Nesse processo, a operação discutida na Justiça foi uma importação de insumos
e matérias-primas em 2010. A montagem foi feita no Brasil, com a venda das
mercadorias finais. Em 2014, porém, a Receita identificou supostas ilegalidades
na aplicação do método de Preço de Revenda menos Lucro (PRL60). Segundo
o órgão, deveria ter sido usada a metodologia prevista na IN 243.
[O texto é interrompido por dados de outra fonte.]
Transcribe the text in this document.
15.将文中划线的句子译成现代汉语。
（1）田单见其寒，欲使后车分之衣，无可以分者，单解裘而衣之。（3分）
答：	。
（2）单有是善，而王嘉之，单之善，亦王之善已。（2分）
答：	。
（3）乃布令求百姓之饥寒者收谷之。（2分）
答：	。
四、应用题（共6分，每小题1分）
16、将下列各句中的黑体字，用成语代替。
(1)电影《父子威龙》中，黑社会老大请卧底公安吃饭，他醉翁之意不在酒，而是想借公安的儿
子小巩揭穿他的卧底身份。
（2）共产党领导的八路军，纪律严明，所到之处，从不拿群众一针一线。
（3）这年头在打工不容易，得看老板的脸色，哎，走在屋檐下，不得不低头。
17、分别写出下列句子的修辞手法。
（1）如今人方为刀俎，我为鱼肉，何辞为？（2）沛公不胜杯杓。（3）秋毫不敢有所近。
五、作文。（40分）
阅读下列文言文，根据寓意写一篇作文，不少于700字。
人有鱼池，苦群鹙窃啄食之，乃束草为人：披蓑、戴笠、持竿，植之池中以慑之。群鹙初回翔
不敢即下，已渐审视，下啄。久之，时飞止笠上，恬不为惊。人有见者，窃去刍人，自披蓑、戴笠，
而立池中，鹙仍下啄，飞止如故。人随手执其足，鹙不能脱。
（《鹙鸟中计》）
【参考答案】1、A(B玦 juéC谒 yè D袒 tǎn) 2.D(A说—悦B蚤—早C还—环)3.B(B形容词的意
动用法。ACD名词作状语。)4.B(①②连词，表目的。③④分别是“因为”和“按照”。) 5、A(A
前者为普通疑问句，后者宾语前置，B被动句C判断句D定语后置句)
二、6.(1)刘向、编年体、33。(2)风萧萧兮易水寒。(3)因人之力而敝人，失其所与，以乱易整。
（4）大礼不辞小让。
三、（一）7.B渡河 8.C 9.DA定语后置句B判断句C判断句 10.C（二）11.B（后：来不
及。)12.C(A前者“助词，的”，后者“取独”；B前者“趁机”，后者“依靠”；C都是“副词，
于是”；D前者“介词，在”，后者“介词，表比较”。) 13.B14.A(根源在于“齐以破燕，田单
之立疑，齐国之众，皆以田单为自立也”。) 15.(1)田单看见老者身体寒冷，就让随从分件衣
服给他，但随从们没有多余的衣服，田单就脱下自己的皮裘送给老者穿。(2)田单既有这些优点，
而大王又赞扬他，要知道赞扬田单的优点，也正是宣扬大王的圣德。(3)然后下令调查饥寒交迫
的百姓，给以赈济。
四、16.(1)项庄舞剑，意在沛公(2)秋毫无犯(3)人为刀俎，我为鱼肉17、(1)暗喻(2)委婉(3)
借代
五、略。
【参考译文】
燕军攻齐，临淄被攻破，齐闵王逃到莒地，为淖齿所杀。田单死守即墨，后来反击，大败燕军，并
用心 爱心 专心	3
Por isso, multou a empresa sob o argumento de que ela reduziu indevidamente
a base tributável do IRPJ e CSLL. A suposta distorção fez com que a autoridade
fiscal aumentasse a base de cálculo em R$ 220 milhões, o que gerou um auto de
infração de R$ 149 milhões na época. Hoje, com as correções, o valor a ser pago
está em R$ 207 milhões.
Após a última decisão desfavorável no Carf em 2023, a empresa entrou com
uma ação anulatória de débito fiscal na Justiça federal de São Paulo. E,
recentemente, veio a sentença favorável. A juíza Silvia Figueiredo Marques
entendeu que a norma da Receita “desbordou da mera interpretação, na medida
em que criou novos conceitos e métricas a serem considerados no cálculo do
preço-parâmetro, não previstos, sequer de forma implícita, no texto legal então
vigente”.
A instrução normativa, acrescenta, “tendo extrapolado os limites permitidos
pela Constituição da República, já que inovou no mundo jurídico, deve ser
afastada”. Ela anulou os débitos tributários contra a companhia e ainda
condenou a União em honorários advocatícios e a pagar as despesas do
processo (nº 5027622-74.2023.4.03.6100).
Por meio de nota, a PGFN informa que vai recorrer. De acordo com o órgão,
“a metodologia de cálculo exposta na IN/SRF nº 243/2002 simplesmente
regulamenta o disposto no artigo 18 da Lei nº 9.430/1996, em estrita
conformidade à real intenção do legislador: evitar a transferência indireta de
lucros para o exterior nas operações praticadas entre partes vinculadas, através
do controle dos preços dos bens importados”.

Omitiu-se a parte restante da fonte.